O que se vê no correr das páginas? O homem, o cidadão, o médico, o pai, o marido, o brasileiro, o morador de Erechim, o viajante, o amigo dos amigos, o indignado, o desencantado, o novamente encantado, o palestrante, o prefaciador, o observador da “sociedade do espetáculo” e da mídia, o cronista no seu tempo: “Atualmente, sobrevivo sem as cartas. Sobram-me bilhetes, principalmente os caseiros. Das filhas recebo alguns bem-humorados – do jeitinho de cada uma, com muito afeto; me fazer sorrir, cócegas no espírito, carinhos à alma”. Não é um belo conforto? Sim, é.
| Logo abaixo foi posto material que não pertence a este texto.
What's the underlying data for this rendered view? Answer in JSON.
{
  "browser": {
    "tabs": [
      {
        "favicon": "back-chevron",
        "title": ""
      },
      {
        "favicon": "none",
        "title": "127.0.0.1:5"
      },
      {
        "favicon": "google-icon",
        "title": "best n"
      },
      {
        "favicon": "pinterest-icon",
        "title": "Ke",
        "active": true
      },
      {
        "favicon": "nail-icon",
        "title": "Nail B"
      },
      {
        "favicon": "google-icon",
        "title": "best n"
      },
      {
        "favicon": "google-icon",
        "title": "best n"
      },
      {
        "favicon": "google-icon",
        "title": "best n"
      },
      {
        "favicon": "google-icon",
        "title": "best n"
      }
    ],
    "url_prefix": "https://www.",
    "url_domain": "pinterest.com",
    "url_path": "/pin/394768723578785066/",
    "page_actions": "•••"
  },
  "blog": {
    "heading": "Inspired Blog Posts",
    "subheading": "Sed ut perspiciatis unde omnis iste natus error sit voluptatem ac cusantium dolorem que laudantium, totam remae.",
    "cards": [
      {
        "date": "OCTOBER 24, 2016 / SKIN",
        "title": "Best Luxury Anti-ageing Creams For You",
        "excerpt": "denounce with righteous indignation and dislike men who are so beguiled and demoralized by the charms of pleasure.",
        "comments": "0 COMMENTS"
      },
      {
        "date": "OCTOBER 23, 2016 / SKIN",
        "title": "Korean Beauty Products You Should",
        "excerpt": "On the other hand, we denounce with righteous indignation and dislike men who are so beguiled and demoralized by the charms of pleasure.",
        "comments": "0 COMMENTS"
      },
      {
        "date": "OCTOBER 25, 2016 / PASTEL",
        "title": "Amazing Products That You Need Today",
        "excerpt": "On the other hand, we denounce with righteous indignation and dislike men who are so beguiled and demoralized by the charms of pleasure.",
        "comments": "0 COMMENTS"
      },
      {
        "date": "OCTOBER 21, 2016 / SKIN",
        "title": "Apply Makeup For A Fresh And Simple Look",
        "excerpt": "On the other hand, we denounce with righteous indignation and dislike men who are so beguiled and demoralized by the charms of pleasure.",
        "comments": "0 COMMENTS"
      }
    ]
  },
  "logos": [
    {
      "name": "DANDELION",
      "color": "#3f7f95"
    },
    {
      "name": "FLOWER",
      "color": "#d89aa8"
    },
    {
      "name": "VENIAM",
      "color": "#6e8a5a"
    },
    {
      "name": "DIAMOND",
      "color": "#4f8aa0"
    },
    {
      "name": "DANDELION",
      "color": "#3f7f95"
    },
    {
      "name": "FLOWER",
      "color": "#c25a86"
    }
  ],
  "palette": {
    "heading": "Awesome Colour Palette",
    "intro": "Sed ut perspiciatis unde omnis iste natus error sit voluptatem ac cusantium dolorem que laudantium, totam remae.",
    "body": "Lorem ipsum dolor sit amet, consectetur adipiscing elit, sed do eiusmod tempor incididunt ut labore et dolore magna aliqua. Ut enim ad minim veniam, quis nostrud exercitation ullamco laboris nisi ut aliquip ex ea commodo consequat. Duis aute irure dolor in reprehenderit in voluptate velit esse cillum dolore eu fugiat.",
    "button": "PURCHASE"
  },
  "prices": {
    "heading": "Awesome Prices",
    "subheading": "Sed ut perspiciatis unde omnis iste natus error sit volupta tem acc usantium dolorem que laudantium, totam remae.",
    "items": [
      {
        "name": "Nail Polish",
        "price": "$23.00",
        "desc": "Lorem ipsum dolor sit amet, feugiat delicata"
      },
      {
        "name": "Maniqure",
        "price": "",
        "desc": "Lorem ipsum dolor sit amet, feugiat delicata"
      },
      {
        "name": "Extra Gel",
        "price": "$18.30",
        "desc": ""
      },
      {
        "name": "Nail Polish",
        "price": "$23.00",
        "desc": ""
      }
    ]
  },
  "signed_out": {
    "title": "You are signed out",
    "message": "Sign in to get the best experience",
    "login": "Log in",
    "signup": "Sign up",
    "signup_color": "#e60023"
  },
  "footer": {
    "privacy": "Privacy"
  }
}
A “pena” do Dr. Alcides corre leve e solta. Fala de tudo como todo cronista: de autores, de pensadores, de política, de futebol, de racismo: “Há nos estádios, e na sociedade atual, a incapacidade ou a recusa em reconhecer direitos, necessidades, dignidade ou valor de pessoas de raças ou posturas diferentes. Prepondera a intolerância, a depreciação do caráter e a inteligência de certos tipos que compõem a tão cantada miscigenação brasileira. O comportamento irracional nos acompanha desde crianças”. Na sabedoria do leitor da vida, a tolerância é valor cardeal.

Não se vê o tempo passar durante a leitura. As páginas voam. Volto ao começo para terminar: “Vivi todos os anos de carne e alma, corpo e cérebro, muito bem acompanhado pelas pessoas queridas e devo apagar a qualquer momento como um sopro. Um sopro no coração. Só os grandes homens conquistam a morte trágica ou deveras surpreendente. Decididamente não é o meu caso”. Esse encontro com o desfecho que espere. Há muito caminho ainda a percorrer, muita crônica a escrever, muita vida a viver, ainda mais para quem não mais sente medo: “Hoje, como disse, não mais os tenho. Estou pronto, acabado, quiçá entrando em decomposição física e psíquica. Por isso sou mais doce. Pouco me assusta a diabete ou o esquecimento”.

Estilo, simplicidade, cultura, autoironia.

Eis o cronista na plenitude da forma. O leitor agradece, vira a página e segue a viagem.